Alih-alih merasa kecewa, Ammar justru mengaku menghormati penolakan itu sebagai hak untuk mempertahankan argumen mereka.
Ammar juga menilai bahwa tanggapan jaksa (replik) yang tetap pada tuntutannya merupakan hal yang lumrah dalam persidangan.
"Ya pertama-tama kita hormati dulu tanggapan replik dari Jaksa. Ya itu haknya kan," ujar Ammar Zoni saat ditemui usai persidangan.
Mantan suami Irish Bella ini menegaskan bahwa pembelaan yang ia susun memuat poin-poin penting perjalanan hidupnya. Ia juga merasa penolakan tersebut menjadi bagian dari proses hukum yang sedang berjalan.
"Sekarang itu bukan ditolak, itu kan dugaan. Kalau versinya Jaksa ya wajar dong, enggak mungkin Jaksa menerima berarti ya keputusan sudah langsung diputus dong udah, ya kan?

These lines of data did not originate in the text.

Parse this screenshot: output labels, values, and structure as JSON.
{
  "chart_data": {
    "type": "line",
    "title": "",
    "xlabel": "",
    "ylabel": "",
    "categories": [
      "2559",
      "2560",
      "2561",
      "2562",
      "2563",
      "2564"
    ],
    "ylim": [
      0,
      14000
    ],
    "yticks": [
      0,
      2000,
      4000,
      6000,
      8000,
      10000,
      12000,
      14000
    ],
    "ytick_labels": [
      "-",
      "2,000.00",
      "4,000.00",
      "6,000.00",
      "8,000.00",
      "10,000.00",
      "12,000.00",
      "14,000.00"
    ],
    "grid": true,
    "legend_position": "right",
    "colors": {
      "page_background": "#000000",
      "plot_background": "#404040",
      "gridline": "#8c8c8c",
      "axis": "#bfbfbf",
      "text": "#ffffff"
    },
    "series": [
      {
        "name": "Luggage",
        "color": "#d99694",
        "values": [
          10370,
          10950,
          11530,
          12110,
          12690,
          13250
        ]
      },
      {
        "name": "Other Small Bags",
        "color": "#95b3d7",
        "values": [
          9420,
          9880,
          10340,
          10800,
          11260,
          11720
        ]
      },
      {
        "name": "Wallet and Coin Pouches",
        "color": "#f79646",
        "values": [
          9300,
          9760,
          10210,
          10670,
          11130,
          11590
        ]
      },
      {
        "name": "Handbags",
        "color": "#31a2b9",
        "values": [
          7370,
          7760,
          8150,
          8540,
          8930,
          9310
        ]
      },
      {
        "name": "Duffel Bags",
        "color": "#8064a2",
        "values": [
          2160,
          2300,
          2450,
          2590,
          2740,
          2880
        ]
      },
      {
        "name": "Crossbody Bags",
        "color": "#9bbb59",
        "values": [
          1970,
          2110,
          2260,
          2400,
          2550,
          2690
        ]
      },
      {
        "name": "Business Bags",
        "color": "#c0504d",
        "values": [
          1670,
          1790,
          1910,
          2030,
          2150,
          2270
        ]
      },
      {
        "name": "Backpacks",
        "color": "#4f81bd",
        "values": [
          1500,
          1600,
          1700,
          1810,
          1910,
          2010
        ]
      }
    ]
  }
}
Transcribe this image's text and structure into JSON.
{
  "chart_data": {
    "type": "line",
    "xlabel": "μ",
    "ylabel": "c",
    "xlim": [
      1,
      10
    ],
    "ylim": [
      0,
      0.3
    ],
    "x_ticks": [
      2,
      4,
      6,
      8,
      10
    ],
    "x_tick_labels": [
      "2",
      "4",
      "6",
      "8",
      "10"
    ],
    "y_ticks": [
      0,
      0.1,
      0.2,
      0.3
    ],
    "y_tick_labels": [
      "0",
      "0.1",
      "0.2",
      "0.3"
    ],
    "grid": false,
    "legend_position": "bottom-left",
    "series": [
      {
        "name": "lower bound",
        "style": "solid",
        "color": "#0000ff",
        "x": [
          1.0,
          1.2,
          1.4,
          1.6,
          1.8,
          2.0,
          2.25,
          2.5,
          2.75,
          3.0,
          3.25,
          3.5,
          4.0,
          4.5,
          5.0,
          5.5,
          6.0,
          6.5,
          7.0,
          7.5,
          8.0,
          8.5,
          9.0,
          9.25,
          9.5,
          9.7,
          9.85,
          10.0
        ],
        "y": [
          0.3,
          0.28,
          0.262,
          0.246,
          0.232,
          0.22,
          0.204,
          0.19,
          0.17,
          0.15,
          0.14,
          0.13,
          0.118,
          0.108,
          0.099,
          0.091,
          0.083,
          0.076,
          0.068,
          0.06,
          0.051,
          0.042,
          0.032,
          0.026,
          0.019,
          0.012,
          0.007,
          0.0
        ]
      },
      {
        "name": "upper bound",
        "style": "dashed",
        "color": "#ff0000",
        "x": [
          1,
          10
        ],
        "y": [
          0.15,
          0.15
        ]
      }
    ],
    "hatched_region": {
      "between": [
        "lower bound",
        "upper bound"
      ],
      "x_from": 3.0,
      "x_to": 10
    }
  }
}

Berarti bebas dong," lanjutnya.
Senada dengan kliennya, kuasa hukum Ammar Zoni, Jon Mathias, menyatakan pihaknya akan segera menyiapkan langkah hukum selanjutnya, yakni duplik atau tanggapan atas replik jaksa.
Dari segi hukum, Jon melihat penolakan jaksa sebagai bagian dari tugas pokok dan fungsi (tupoksi) di persidangan.
"Nah kami sebagai PH (Penasihat Hukum) nanti akan membuat tanggapan juga terhadap repliknya, namanya duplik. Ya itu ya masing-masing lah. Memang ada tupoksinya masing-masing," kata Jon Mathias.
Selain persoalan hukum, Ammar juga menanggapi respons suami Irish Bella yang keberatan dengan isi pleidoinya lantaran dianggap terlalu berlebihan serta mengungkit masa lalu.
Ammar mengklarifikasi bahwa dirinya tak berniat untuk menyudutkan pihak mana pun dalam nota pembelaannya tersebut.
Ia pun menyampaikan permohonan maaf jika ada pihak yang merasa terganggu dengan isi pleidoi yang bocor ke publik, terutama bagi Irish Bella yang kini sudah memulai hidup baru.
"Dan di sini tidak ada yang ingin mengintervensi dari pleidoi yang saya buat gitu. Namun kalau memang dari pihak sana merasa terganggu atau merasa terintervensi gitu ya saya minta maaf. Tapi sekali lagi saya katakan tidak ada bermaksud apa-apa," pungkas Ammar Zoni.